John Simpson wrote:He has a point. I would not have called HMS Victory (built in the same year but with more guns) a galleon but a 'man of war', or 'first rate'. However, rating was a Royal Navy device. It then occurred to me that we tend to call any big Spanish ship with many guns a galleon - particularly if full of gold! So what is the definition of galleon, and what should the San Juan correctly be called? Well, the way I always understood it is that all ships of the line were galleons in the purely technical sense of the word, as opposed to naos, hulks, carracks, galleasses and what have you. The word "galleon" is IMHO usually reserved for the earlier specimens, say 1550-1625 more or less, while later variants of galleon have more specialized names like "great ship", "ship of the line", "frigate", "east indiaman" and so on. There were also the famous "Manila galleons" of course, but that was a description of the ship's function and not the ship as such.
On my website I refer to the San Juan Nepomuceno as a galleon. It recently attracted this comment from Xavier Corredor in Spain:'The "San Juan" was not a galleon... The "San Juan" was a "navío". I don't know what is the English word to describe it, perhaps is "ship of the line".
When they were introduced galleons were different from other ships of similar size in that they were long, narrow and low-built, and of course they had the galleon (beak-head) poking out in front. This was pretty much the default configuration of all major vessels for the next 300 years.
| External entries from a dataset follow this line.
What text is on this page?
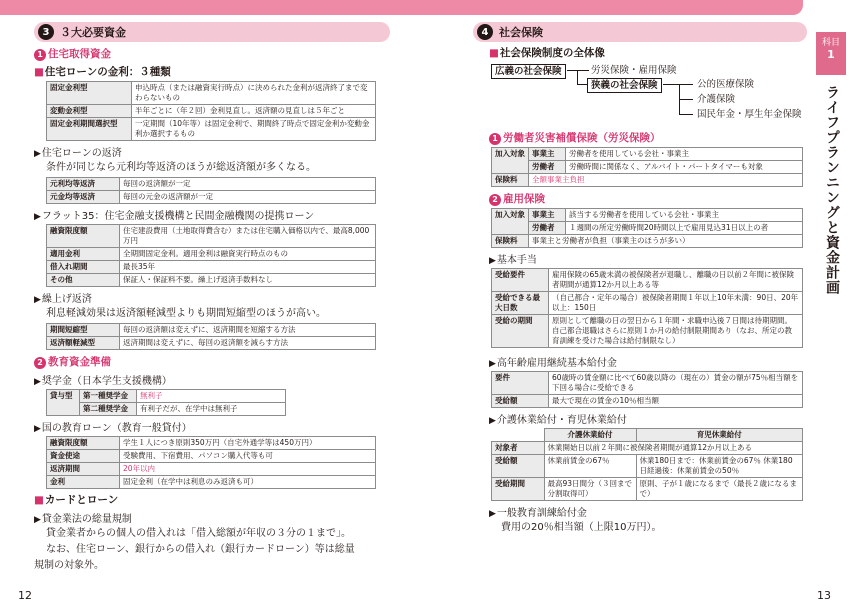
科目
1
ライフプランニングと資金計画
3 ３大必要資金
1 住宅取得資金
■ 住宅ローンの金利：３種類
固定金利型	申込時点（または融資実行時点）に決められた金利が返済終了まで変わらないもの
変動金利型	半年ごとに（年２回）金利見直し。返済額の見直しは５年ごと
固定金利期間選択型	一定期間（10年等）は固定金利で、期間終了時点で固定金利か変動金利か選択するもの
▶ 住宅ローンの返済
条件が同じなら元利均等返済のほうが総返済額が多くなる。
元利均等返済	毎回の返済額が一定
元金均等返済	毎回の元金の返済額が一定
▶ フラット35：住宅金融支援機構と民間金融機関の提携ローン
融資限度額	住宅建設費用（土地取得費含む）または住宅購入価格以内で、最高8,000万円
適用金利	全期間固定金利。適用金利は融資実行時点のもの
借入れ期間	最長35年
その他	保証人・保証料不要。繰上げ返済手数料なし
▶ 繰上げ返済
利息軽減効果は返済額軽減型よりも期間短縮型のほうが高い。
期間短縮型	毎回の返済額は変えずに、返済期間を短縮する方法
返済額軽減型	返済期間は変えずに、毎回の返済額を減らす方法
2 教育資金準備
▶ 奨学金（日本学生支援機構）
貸与型	第一種奨学金	無利子
	第二種奨学金	有利子だが、在学中は無利子
▶ 国の教育ローン（教育一般貸付）
融資限度額	学生１人につき原則350万円（自宅外通学等は450万円）
資金使途	受験費用、下宿費用、パソコン購入代等も可
返済期間	20年以内
金利	固定金利（在学中は利息のみ返済も可）
■ カードとローン
▶ 貸金業法の総量規制
貸金業者からの個人の借入れは「借入総額が年収の３分の１まで」。
なお、住宅ローン、銀行からの借入れ（銀行カードローン）等は総量
規制の対象外。
12
4 社会保険
■ 社会保険制度の全体像
広義の社会保険	労災保険・雇用保険
狭義の社会保険	公的医療保険
介護保険
国民年金・厚生年金保険
1 労働者災害補償保険（労災保険）
加入対象	事業主	労働者を使用している会社・事業主
	労働者	労働時間に関係なく、アルバイト・パートタイマーも対象
保険料	全額事業主負担	
2 雇用保険
加入対象	事業主	該当する労働者を使用している会社・事業主
	労働者	１週間の所定労働時間20時間以上で雇用見込31日以上の者
保険料	事業主と労働者が負担（事業主のほうが多い）	
▶ 基本手当
受給要件	雇用保険の65歳未満の被保険者が退職し、離職の日以前２年間に被保険者期間が通算12か月以上ある等
受給できる最大日数	（自己都合・定年の場合）被保険者期間１年以上10年未満：90日、20年以上：150日
受給の期間	原則として離職の日の翌日から１年間・求職申込後７日間は待期期間。自己都合退職はさらに原則１か月の給付制限期間あり（なお、所定の教育訓練を受けた場合は給付制限なし）
▶ 高年齢雇用継続基本給付金
要件	60歳時の賃金額に比べて60歳以降の（現在の）賃金の額が75％相当額を下回る場合に受給できる
受給額	最大で現在の賃金の10％相当額
▶ 介護休業給付・育児休業給付
	介護休業給付	育児休業給付
対象者	休業開始日以前２年間に被保険者期間が通算12か月以上ある	
受給額	休業前賃金の67％	休業180日まで：休業前賃金の67％ 休業180日経過後：休業前賃金の50％
受給期間	最高93日間分（３回まで分割取得可）	原則、子が１歳になるまで（最長２歳になるまで）
▶ 一般教育訓練給付金
費用の20％相当額（上限10万円）。
13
Anyway, there is little or no real technical difference between the armada galleons of 1588, Prince Royal of 1610, Wasa of 1628, Sovereign of the Seas of 1637 and the Victory of 1765, except that everything grew bigger and a lot of details were perfected over time of course. I guess the "galleon" term is rather like "internal combustion engine", a useful description when the contraptions were just invented but later on replaced in everyday use by more specific terms like "diesel engine", "petrol engine", "wankel engine", "gas turbine engine" and so on.
The San Juan would be called a "navio" by the Spanish as your correspondent
pointed out. This corresponds to the British term "ship of the line", in other
terms a battleship rather than a merchantman or a frigate. No rating is
indicated by this, just "battleship" in general; it would correspond to the
first to third rates of the British system more or less. I know the Danes did
it the same way, just differentiating between "battleship" and "frigate" rather
than having the British 6-tier ranking system.